Творившееся вокруг благодушия не добавляло. Напряжение висело в воздухе, дрожало нервным маревом. На широкой Каланчёвской улице толпились сотни авто. Подвывали движками, сигналили, иногда дёргались на месте, как паралитики. Медицинских и полицейских кордонов хватало. Они были выставлены таким образом, что перекрывали движение и по тротуарам, и по проезжей части, — потому пешеходы, в попытке их обогнуть, лавировали среди авто, а автомобилисты нахраписто и отчаянно направляли своих железных коней на тротуары.

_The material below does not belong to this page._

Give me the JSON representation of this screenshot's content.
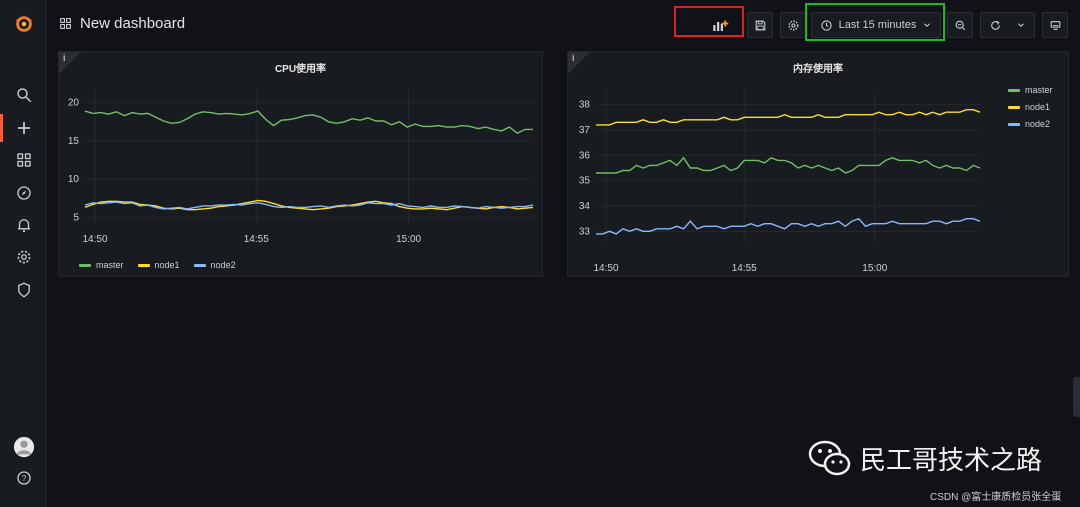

Вероятно, до вспышки массового недовольства оставалось рукой подать. Если бы номинально перекрытое движение было перекрыто и официально, — со всеми атрибутами запрета, наподобие дорожных заграждений и знаков «Стоп», — стычки официалов с горожанами начались бы незамедлительно. Однако кордоны, серьёзно мешая движению на улице, не запрещали это движение по существу. Сменилась и тактика обращения медиков с прохожими. Последним не пытались больше измерять температуру или проверять зрачки. Никого не отводили в сторону, не задерживали. Всё, что делали медики, — вручали марлевые повязки тем, кто их ещё не имел. Павла и его спутников одарил хмурый небритый мужичок с красными от недосыпа глазами. Не проронил ни слова, не поднял взгляда. Павел не понимал, зачем выводят на улицы солдат, полицейских, а главное, врачей. Если сделать ничего не возможно. Если распространение эпидемии — не предотвратить.